A teoria da trofobiose, desenvolvida por Francis Chaboussou apesar de ser conhecida desde a década 60, é raramente ensinada e discutida nas faculdades e orgãos de pesquisa agronômica, pois evidencia os aspectos negativos dos adubos minerais altamente solúveis e agrotóxicos ao metabolismo vegetal; embora seja uma base fundamental para a visão ecológica da agricultura e bastante mencionada por agrônomos ligados ao movimento ambientalista. Dentro dos parâmetros da metodologia científica, este autor interpreta o ataque de insetos e a presença de moléstias como um desequilíbrio nutricional causado por estresse hídrico, agrotóxicos, excesso de adubação ou condições climáticas inadequadas que impedem a síntese de proteínas (proteosíntese). Estes fatores acarretam, no tecido vegetal, o acúmulo de açúcares e aminoácidos solúveis que consequentemente não são transformados em carbohidratos e proteínas (proteólise). A adaptação ao estresse hídrico e outras formas de estresse também é conhecido como o nome de ajuste osmótico. Crescendo em condições nutricionais ótimas, as plantas desenvolvem uma imunidade adquirida a insetos e microorgaanismos.
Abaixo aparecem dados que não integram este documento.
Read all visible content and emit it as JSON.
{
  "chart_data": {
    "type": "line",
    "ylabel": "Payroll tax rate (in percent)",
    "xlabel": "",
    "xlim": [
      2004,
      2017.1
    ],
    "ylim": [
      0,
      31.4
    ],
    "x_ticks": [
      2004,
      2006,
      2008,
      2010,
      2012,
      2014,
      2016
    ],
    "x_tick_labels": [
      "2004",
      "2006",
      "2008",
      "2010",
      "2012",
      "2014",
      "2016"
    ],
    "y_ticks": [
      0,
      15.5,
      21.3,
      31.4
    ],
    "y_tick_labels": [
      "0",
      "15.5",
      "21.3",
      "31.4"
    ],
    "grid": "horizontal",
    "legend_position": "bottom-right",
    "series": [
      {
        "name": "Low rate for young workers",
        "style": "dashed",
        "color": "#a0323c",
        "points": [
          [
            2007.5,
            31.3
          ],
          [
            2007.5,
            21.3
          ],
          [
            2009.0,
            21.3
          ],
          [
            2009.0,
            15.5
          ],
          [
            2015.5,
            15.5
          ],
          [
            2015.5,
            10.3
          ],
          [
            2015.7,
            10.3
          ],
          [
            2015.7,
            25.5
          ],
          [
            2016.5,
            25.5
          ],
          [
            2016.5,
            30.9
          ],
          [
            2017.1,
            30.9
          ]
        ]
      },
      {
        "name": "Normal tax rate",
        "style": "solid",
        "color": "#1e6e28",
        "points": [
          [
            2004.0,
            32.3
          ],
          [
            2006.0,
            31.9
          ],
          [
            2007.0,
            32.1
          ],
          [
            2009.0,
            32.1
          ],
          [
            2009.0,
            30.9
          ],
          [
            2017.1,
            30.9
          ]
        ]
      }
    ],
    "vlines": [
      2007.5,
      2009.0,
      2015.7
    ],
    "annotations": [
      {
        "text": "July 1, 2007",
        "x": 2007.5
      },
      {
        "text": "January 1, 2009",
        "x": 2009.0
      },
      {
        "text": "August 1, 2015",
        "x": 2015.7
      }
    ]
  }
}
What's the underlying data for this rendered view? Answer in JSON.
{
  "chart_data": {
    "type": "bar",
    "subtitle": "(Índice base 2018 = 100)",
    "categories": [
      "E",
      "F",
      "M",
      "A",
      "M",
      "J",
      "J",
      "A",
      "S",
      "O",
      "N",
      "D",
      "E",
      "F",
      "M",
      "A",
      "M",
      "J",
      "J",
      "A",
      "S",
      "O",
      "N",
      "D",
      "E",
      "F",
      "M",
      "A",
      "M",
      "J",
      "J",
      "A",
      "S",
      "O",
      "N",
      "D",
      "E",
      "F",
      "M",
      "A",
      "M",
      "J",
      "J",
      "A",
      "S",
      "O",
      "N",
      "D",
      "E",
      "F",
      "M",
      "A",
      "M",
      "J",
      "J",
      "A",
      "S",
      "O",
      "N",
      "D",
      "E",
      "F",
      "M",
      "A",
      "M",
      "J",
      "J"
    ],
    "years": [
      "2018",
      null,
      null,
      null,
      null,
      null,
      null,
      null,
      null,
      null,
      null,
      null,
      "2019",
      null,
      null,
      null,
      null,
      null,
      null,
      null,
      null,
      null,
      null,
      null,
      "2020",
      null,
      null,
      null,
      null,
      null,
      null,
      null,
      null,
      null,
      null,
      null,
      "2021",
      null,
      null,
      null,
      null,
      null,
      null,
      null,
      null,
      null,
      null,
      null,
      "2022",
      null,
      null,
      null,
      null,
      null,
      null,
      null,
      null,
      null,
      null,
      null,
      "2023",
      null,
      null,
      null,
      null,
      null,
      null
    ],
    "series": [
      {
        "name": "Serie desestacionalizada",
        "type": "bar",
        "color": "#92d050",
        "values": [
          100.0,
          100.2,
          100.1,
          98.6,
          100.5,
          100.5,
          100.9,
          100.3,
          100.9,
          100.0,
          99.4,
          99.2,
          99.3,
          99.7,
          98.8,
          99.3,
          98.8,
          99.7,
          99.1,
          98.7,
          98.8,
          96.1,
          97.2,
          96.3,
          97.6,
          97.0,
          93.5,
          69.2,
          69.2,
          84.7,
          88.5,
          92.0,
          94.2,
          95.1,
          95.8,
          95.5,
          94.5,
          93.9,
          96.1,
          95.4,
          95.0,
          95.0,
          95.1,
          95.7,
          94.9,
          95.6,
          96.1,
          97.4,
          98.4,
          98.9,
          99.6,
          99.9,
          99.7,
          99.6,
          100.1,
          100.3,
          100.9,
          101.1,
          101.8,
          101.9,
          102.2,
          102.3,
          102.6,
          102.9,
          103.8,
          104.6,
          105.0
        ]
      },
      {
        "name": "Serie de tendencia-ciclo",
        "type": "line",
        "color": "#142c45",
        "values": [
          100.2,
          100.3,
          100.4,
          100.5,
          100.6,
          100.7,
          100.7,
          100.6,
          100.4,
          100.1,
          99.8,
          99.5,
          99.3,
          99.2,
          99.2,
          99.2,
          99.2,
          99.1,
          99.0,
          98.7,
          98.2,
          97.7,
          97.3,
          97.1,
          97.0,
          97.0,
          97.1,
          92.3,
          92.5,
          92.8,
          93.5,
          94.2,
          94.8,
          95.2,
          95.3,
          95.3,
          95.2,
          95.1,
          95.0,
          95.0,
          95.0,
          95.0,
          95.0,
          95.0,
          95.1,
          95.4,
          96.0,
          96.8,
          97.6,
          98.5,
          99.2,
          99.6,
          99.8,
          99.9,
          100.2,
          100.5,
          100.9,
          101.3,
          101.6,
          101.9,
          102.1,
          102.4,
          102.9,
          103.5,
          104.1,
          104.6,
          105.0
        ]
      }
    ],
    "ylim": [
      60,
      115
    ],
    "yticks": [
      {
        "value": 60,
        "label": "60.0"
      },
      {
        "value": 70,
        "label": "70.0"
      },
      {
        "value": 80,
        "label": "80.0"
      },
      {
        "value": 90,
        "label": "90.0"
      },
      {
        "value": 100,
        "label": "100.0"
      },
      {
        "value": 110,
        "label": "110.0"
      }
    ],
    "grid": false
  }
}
Fermentados Biotecnológicos

Este é a terceira vertente tecnológica na construção de um modelo agrícola que privilegie o produtor rural e o consumidor (que alimentar-se-á de alimentos sem agrotóxicos) e não a indústria e os vendedores de adubos solúveis, venenos e sementes geneticamente modificadas para resistirem a teores elevados de herbicidas. Trata-se de fornecer compostos orgânicos de pequeno e médio peso molecular: hormônios vegetais (ácido indol acético, giberelinas), vitaminas B1,B2,B6,C,E, aminoácidos, alfa amilase, diversas enzimas, ácidos orgânicos, açucares e outras substâncias biológicas diretamente assimiláveis às plantas, e nutrientes minerais preferencialmente via foliar. Os biofertilizantes fornecem substâncias diretamente necessárias ao metabolismo vegetal, poupando energia endógena para sua produção e liberando-a para o aumento de biomassa A produção destes compostos é realizada pela fermentação de esterco de herbívoros, resíduos de colheita em geral, rochas moídas, melaço e leite entre outros produtos por diversos microorganismos entre eles o Bacillus subtilis, (capaz de sintetizar substâncias antibióticas fungiostáticas e bacteriostáticas) Streptomyces sp., Lactobacillus sp., que sintetizam enzimas e coenzimas, úteis no metabolismo vegetal. E uma tecnologia socialmente, justa pois os fermentados podem ser produzido a nível de propriedade rural. Um destes fermentados, desenvolvido aqui no estado pelo Agrônomo Sebastião Pinheiro e pelo técnico Agrícola Delvino Magro é conhecido por Supermagro e tem uso consagrado, ganhou notoriedade e é conhecido nos países do Mercosul. A eficiência da absorção dos nutrientes minerais adicionados a estes fermentados, utilizados via foliar, no caso N-P-K, chega ser de 1,5 a 30,0 vezes maior do que quando aplicados via solo. A presença de giberelinas em alguns fermentados aumentou o índice de germinação de sementes de mamão e propiciou a quebra de dormência em sementes de Kiwi.

Texto de autoria do Eng° Agrônomo M.Sc.Celso Copstein Waldemar, representante da AGAPAN no Conselho Municipal de Agricultura e Abastecimento de Porto Alegre.